Home care visits to elderly people should last for at least half an hour and focus on what they can or would like to do rather than on what they can’t do, says NICE.
Almost half a million people received home care in England in 2013/14, with 80 per cent of them at least 65 years old.
Demand for home care is expected to grow in the coming years due to England’s ageing population. It is predicted that almost 1 in 4 people in England will be aged 65 and older by 2035. This comes at a time when the social care sector is facing up to a funding crisis.
Aspirational but achievable
NICE’s first guideline for the social care sector sets out recommendations that are aspirational but achievable. Many of the recommends require a change in attitude rather than additional funding. What’s more, a number of local authorities are already getting it right and delivering high-quality services.
The guideline, which is also of relevance to Clinical Commissioning Groups and others who commission home care services, recommends that services support the aspirations, goals and priorities of each person, and that they and their carers are treated with empathy, courtesy and respect.
Home care workers should make sure their support focuses on what people can or would like to do rather than a “one size fits all” service. For example, if a person can still feed themselves then they should be supported to do this rather than being spoon-fed.
NICE recommends that commissioners ensure that home care workers should be given enough time to do their job without being rushed or compromising the dignity of the person who uses services. This includes having enough time to talk to the person and their carer, and adequate travel time between appointments.
Home care visits shorter than half an hour should only be made if the home care worker is known to the person and the visit is part of a wider package of support and the purpose of the visit can be properly undertaken in that time.
Continuity of care
The guideline also highlights the importance of prioritising continuity of care by ensuring the person has the same home care worker or workers so that they can become familiar and build a relationship.
Professor Gillian Leng, deputy chief executive and director for health and social care at NICE:
“The need for support at home is something that is likely to affect many of us. As we age, most of us will want to continue living in our own homes, surrounded by a lifetime of memories, for as long as we can.

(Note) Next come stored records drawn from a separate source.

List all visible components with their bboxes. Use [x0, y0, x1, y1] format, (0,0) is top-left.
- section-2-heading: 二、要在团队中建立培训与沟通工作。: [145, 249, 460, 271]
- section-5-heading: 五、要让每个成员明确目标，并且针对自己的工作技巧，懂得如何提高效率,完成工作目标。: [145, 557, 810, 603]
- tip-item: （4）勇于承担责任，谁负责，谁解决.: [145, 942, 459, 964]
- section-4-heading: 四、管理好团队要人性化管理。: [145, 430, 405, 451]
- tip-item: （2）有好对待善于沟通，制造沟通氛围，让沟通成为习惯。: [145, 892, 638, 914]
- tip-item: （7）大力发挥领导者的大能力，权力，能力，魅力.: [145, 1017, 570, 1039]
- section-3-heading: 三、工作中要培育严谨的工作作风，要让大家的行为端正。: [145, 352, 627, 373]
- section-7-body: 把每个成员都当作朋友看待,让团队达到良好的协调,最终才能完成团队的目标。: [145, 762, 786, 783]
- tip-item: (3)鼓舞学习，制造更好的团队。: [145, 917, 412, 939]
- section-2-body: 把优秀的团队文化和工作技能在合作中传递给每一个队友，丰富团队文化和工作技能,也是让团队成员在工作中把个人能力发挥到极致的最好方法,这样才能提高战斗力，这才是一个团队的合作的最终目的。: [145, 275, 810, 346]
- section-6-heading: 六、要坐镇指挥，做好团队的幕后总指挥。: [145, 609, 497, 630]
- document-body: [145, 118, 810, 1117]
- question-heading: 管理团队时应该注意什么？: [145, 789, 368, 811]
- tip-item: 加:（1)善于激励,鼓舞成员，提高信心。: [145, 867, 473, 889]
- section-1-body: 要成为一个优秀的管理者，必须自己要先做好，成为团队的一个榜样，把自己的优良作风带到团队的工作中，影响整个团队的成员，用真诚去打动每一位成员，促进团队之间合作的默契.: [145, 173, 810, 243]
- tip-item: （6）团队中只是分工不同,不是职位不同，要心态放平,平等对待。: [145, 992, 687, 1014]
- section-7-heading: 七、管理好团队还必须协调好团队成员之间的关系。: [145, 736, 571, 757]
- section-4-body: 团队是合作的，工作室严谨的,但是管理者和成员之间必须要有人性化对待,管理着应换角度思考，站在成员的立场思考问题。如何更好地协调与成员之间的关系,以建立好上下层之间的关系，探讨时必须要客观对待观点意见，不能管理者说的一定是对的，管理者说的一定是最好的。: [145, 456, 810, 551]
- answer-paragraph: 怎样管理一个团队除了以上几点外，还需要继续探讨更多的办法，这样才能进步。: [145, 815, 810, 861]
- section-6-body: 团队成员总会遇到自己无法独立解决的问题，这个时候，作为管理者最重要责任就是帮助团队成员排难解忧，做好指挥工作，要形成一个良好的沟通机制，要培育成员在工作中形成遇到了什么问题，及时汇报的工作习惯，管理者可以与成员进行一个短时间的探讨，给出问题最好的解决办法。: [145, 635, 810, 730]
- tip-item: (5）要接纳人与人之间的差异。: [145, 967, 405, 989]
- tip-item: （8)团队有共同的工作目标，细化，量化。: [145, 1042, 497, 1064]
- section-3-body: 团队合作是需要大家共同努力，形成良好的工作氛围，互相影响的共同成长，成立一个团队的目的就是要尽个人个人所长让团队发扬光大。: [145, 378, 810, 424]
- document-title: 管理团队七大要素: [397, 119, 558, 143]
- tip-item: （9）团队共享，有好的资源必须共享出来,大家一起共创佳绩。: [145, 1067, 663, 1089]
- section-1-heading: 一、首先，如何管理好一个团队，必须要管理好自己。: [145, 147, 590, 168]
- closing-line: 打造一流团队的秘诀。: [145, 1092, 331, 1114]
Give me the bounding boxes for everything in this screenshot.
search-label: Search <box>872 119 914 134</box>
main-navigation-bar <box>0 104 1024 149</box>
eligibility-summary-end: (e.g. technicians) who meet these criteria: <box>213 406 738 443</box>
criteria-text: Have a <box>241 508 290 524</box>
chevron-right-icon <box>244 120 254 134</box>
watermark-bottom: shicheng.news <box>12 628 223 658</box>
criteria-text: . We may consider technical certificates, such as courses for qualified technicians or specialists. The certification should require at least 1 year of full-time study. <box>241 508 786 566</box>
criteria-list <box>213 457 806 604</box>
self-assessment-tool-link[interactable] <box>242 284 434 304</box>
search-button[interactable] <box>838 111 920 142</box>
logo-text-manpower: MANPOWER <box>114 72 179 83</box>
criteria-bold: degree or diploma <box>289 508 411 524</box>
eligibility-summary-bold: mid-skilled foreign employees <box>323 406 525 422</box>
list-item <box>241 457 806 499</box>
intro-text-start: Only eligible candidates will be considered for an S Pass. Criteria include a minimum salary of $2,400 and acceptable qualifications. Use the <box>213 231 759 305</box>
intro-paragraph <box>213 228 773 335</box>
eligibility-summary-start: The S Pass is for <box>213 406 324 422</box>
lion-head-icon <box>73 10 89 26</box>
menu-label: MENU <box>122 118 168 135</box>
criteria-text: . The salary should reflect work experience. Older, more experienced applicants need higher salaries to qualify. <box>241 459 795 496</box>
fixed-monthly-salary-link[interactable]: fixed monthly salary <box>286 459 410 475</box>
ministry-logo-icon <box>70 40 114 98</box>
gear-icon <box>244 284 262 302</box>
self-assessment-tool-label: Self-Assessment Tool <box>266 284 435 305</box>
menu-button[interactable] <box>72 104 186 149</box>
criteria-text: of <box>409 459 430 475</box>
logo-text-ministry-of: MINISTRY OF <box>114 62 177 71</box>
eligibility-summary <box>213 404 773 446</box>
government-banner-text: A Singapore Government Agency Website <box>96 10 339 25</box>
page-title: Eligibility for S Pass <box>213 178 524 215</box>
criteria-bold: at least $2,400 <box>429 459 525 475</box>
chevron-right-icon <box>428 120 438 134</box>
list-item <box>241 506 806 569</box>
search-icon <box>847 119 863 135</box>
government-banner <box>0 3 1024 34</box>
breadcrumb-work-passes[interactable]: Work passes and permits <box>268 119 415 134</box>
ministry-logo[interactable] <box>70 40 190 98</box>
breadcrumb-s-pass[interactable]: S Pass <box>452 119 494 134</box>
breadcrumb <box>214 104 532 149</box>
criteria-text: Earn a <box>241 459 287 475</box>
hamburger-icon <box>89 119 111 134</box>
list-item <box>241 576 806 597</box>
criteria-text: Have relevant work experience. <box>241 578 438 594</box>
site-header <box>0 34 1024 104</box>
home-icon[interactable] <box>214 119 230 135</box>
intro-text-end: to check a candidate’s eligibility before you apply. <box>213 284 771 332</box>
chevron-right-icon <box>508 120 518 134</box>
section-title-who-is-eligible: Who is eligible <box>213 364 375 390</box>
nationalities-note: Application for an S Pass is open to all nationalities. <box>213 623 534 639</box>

“Helping a person remain as independent as possible is an important component to maintaining their wellbeing.”
“Without good support, older people can suffer from social isolation, malnutrition or neglect. They may also be at risk of injuring themselves, perhaps from a fall or other accident, if they do not receive adequate help and could end up in hospital.”
Bridget Warr, chief executive of the United Kingdom Homecare Association (UKHCA) and chair of the guideline group:
“The help each person needs will differ and it is important that the homecare delivered is tailored specifically to the individual; his or her needs, wishes and aspirations.
“The guideline emphasises the importance of people receiving support from trained and competent staff with whom they are familiar. For this to happen, those commissioning and delivering home care must work together with the person wanting support to plan the right co-ordinated care in the way the person wants. They should be sure that there is adequate time allowed for the home care worker to provide good, sensitive support in a way that protects and enhances the person’s dignity, wellbeing and independence.
“The guideline spells out how this can be achieved and will, I hope, help to provide focus for those many providers and commissioners who want to ensure high quality, responsive, sustainable support at home is available to those who want it.”
“I might be the only person they see that day”
Miranda Okon, a home care worker who helped to develop the guideline:
“The role of a home care worker is a valuable one to many older people and their families. I see 3 or 4 people a day and help them with things such as doing their laundry or shopping, cooking meals, or helping them to wash. I also make sure I have time to chat to them as I might be the only person they see that day.
“Visits of less than half an hour are not allowed in the area where I work and this makes sure I am able to do everything I need to for each person without rushing. But this isn’t happening everywhere and if workers are in a situation where they have to choose which task to do before they have to rush out of the door this isn’t acceptable. Home care workers deserve proper recognition and support to do their jobs well and giving them enough time is vital to this.
”Regular training and development is also important: not only will it lead to a more skilled workforce, but may even help to retain staff by giving them a better defined career path.”
Minister for Community and Social Care, Alistair Burt welcomed the guideline:
“Most of us envisage spending our old age in our own home and we want to provide the great care that can make that a reality. We asked NICE to develop this guideline so that everyone involved in providing home care has clear standards that we will expect them to follow. This will not only provide reassurance for countless families who rely on this care but for the thousands of workers who want the time and support to be able to give people the care they deserve.”